Les pouvoirs de réincarnation acquis par Tom Cruise dans «Edge of Tomorrow» sont limités : après sa mort, il renaît de nouveau le même jour, au même endroit, entouré par les mêmes gaillards inconscients, obligé de surmonter les mêmes obstacles à maintes reprises pour arriver à ce qu’il doit faire mais que le film ne précise jamais vraiment. Sauver le monde, oui, mais les détails restent flous. On peut toutefois supposer sans trop se tromper que si Tom Cruise pouvait choisir son lieu de renaissance, il choisirait sans doute le milieu des années 80. Et le public serait tout à fait d’accord avec lui. Parce que l’une des grandes victoires de «Edge of Tomorrow» est sa capacité à nous rappeler le Tom Cruise qu’on aimait tant à cette époque. Le Tom Cruise qui s’en sortait toujours en étant drôle, excentrique, flagorneur et un peu crétin.
«Edge of Tomorrow» est plus qu’heureux de revenir au Tom Cruise que nous avons connu dans «Risky Business» et «Top Gun», en accédant à une sorte de provocation colossale qu’il peut, en tant que beau garçon charmeur, nous vendre comme du divertissement de haut niveau. Bien avant que «Rain Man» l’ait établi comme acteur de haut calibre et la décennie suivante, qui l’a lentement dépouillé de sa réputation. Dans la peau du soldat William Cage, Cruise maîtrise l’art d’en faire trop pour son rôle. Ses fanfaronnades sont infondées, son double discours est inefficace. Finalement, c’est ce sourire particulier de Tom Cruise (vous le connaissez) qui est utilisé pour atteindre l’objectif: mettre en lumière le niveau d’insolence que cet acteur peut atteindre. Mais cette version de Cruise pourrait s’écraser au point de devenir totalement détestable si «Edge of Tomorrow» n’était pas aussi disposé à se moquer également de son rôle de personnage hollywoodien classique dont il se vante.
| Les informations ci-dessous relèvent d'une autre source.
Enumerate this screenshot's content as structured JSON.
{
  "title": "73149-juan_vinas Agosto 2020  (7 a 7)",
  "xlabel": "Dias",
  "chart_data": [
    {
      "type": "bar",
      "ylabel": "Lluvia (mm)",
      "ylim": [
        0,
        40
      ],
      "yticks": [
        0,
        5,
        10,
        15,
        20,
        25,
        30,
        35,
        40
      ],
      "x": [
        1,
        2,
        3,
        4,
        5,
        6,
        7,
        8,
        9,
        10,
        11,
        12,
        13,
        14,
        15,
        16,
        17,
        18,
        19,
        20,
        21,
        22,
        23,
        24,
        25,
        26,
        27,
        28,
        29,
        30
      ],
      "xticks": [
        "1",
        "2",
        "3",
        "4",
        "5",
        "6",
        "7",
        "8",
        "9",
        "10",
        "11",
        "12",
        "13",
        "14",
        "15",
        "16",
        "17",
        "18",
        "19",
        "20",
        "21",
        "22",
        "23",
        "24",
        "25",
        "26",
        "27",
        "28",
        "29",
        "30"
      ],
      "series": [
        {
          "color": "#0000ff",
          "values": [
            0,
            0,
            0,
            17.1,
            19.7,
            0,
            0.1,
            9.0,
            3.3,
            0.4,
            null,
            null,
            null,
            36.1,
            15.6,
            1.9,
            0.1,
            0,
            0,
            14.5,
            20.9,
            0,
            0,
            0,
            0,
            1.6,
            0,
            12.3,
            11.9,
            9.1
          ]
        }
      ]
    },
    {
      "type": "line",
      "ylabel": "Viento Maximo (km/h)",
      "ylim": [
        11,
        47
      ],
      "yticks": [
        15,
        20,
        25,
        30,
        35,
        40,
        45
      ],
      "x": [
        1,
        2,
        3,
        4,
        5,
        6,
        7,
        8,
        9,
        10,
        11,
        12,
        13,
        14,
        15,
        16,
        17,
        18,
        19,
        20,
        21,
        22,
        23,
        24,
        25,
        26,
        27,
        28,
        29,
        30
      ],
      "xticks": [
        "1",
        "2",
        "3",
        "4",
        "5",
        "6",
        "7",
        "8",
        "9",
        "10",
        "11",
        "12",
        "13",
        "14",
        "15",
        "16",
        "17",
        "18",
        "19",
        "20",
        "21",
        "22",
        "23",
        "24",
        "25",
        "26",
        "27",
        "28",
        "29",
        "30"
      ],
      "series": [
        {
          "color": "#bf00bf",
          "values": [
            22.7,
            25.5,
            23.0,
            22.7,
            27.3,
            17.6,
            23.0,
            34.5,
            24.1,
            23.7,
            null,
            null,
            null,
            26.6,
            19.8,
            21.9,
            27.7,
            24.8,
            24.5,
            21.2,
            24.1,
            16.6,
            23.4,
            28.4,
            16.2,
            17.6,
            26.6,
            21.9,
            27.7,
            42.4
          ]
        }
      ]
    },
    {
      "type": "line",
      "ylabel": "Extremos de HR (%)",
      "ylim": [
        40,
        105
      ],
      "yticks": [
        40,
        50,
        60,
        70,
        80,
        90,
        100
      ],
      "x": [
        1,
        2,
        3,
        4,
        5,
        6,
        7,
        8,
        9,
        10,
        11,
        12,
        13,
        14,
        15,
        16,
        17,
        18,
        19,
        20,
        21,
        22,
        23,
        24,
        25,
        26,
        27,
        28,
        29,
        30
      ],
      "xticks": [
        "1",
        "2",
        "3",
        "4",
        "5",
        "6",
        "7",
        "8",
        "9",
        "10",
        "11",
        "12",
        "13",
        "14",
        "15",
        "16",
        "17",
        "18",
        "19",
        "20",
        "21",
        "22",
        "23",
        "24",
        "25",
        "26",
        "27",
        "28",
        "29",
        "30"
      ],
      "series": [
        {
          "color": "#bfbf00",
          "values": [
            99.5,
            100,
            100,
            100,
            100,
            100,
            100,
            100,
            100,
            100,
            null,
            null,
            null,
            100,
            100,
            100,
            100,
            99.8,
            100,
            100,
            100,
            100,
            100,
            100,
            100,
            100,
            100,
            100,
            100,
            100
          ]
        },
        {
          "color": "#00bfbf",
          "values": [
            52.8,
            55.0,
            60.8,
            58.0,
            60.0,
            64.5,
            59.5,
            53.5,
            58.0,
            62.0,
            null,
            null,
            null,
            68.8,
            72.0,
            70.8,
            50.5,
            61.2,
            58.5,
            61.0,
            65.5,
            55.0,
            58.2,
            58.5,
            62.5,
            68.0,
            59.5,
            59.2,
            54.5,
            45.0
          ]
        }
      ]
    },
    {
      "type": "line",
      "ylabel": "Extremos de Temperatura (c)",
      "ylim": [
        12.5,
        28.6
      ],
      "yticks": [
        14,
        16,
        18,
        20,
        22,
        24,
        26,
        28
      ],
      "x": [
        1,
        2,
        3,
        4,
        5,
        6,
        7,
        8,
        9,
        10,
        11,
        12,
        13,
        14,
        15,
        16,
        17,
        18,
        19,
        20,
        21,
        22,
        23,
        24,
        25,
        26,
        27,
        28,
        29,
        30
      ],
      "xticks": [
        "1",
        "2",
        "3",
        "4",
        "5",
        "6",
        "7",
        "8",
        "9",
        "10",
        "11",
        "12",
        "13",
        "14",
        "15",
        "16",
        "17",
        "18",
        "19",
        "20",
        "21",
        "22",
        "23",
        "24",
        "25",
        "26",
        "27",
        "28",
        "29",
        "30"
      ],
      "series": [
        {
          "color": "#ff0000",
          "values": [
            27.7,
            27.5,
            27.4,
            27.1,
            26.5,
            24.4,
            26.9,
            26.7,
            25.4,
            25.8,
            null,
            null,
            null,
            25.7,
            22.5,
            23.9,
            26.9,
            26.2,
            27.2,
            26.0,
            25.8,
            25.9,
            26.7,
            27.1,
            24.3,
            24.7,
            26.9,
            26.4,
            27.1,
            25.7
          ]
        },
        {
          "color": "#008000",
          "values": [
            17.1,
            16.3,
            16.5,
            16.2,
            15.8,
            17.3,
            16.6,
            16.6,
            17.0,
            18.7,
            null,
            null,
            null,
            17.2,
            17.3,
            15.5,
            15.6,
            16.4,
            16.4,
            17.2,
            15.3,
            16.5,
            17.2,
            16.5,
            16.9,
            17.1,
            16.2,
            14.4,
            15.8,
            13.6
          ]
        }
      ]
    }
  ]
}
Le sens de l’humour et la personnalité du film nous entraînent avec grâce à travers cette prémisse de science-fiction: Cage est plongé dans sa première expérience de guerre contre des extraterrestres envahisseurs, il est nargué et ostracisé par les autres soldats, tué presque immédiatement sur le champ de bataille et quelques moments plus tard, il retourne de nouveau vivant (un jour et demi plus tôt) à la base où tout a commencé. Ne vous demandez pas pourquoi — la logique du film comporte certains trous, mais vous ne devriez pas trop y penser. Ne vous posez pas de questions non plus sur les détails de la mission qu’il doit accomplir aux côtés d’une soldate sympathisante (Emily Blunt, qui se distingue comme héroïne de guerre impatiente) pour sauver la race humaine de l’assaut des extraterrestres. Le seul aspect auquel on devrait s’intéresser est le divertissement : Cage qui fait face à la confusion, à la terreur, à la monotonie, au traumatisme psychologique, aux dilemmes existentiels et à l’humour inhérent au fait de revivre encore et encore les mêmes journées et scènes indéfiniment, avec en plus une guerre contre des extraterrestres pour que les choses restent un peu bizarres.
Quand la nouveauté du concept et de tout l’éventail de ses avenues possibles se dissipe, nous sommes laissés avec un troisième acte beaucoup moins fascinant… Pas entièrement dépourvu de vie, mais qui n’a pas la couleur et l’énergie qu’injectait Cruise lors de ses premières incursions dans ces circonstances étranges. Le film échange son innovation initiale contre les éléments conventionnels des films d’action et de science-fiction, si bien qu’il ne devient jamais un film estival standard. Finalement, «Edge of Tomorrow» n’est pas si éloigné des normes actuelles, mais il fait tout de même quelques pas en avant. Et cela s’explique en bonne partie parce qu’il semble avoir compris ce que nous avions oublié depuis 1985 : la science-fiction peut être drôle, les films à succès peuvent être excentriques et Tom Cruise peut être, et devrait être, un acteur comique et un peu con.